Portland has become a popular tourist destination in no small part because of its food cart pods—functionally permanent installations of individual eateries that are more affordable to open and operate than a standard brick-and-mortar restaurant. But that popularity also drove up real estate prices.
In October 2018, developers cleared a smaller food cart pod directly across from Alder Street to make way for a Marriott Moxy hotel, inspiring a coalition of foodies and urban design activists to propose a development-proof plan for housing carts on city streets. Talk of a “ culinary corridor” faded quickly from the news, but it has this year resurfaced with a vengeance.
Paperwork for the Ritz-Carlton development was filed in 2018, and some cart owners began moving to other pods when they heard. Others sold their carts in situ to aspiring chefs who were either unaware of the hotel, or brazen enough, to risk investing in prime street food real estate in hopes of establishing themselves in the time that remained.

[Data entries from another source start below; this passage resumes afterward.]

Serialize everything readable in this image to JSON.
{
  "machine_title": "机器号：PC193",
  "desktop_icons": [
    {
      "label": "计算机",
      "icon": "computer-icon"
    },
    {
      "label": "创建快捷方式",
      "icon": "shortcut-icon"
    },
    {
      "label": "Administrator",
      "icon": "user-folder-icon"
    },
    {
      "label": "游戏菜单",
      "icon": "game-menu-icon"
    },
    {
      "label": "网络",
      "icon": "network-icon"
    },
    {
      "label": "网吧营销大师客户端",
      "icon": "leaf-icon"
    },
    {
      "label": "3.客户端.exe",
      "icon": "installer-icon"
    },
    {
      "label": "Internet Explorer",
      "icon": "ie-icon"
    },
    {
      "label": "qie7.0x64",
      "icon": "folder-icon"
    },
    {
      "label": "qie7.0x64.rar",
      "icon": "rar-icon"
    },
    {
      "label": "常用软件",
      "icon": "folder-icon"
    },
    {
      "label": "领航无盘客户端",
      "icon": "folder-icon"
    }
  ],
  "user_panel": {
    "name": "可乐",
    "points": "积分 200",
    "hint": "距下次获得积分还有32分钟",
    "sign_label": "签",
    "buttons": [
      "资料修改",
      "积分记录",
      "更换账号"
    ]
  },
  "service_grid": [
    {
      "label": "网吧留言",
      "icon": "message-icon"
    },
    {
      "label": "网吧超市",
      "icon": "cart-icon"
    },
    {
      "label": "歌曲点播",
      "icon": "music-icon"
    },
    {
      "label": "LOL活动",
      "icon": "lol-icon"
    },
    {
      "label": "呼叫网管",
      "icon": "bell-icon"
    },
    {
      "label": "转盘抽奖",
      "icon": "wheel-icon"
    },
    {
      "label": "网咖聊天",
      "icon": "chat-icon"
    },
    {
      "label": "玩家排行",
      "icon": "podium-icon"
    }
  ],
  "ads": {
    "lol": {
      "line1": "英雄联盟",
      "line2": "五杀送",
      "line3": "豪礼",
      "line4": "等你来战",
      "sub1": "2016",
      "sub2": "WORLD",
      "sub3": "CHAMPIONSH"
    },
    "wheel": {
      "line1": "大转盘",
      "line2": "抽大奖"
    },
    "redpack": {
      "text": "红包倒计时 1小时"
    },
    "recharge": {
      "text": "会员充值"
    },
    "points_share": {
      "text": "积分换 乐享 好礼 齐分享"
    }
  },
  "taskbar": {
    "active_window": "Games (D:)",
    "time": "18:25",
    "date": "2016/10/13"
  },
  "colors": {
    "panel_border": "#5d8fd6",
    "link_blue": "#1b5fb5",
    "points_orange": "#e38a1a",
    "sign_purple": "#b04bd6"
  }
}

Lei (who goes by one name) is a good example. He left the military and spent $20,000 to open Eggy Pocket in September 2018, a month after his parents came to the U.S. on short notice. “They worked for restaurants in China,” he said. “After they came here, they don’t speak English, so the food truck is small investment and we can make some money—slowly. But it works pretty good.”
Food carts run on tight margins, however, making it difficult for most owners to save up for unexpected expenses or gaps in income. In the last days before eviction, while his parents served customers their popular crêpe-like bings, Lei worried over their future, as well as his wife and one-year-old. Eggy Pocket supported everyone.
The family plans to spend the next few months looking for a new spot downtown. “If nothing comes up then we’ll take the next step, probably find a job or sell the food truck,” he said.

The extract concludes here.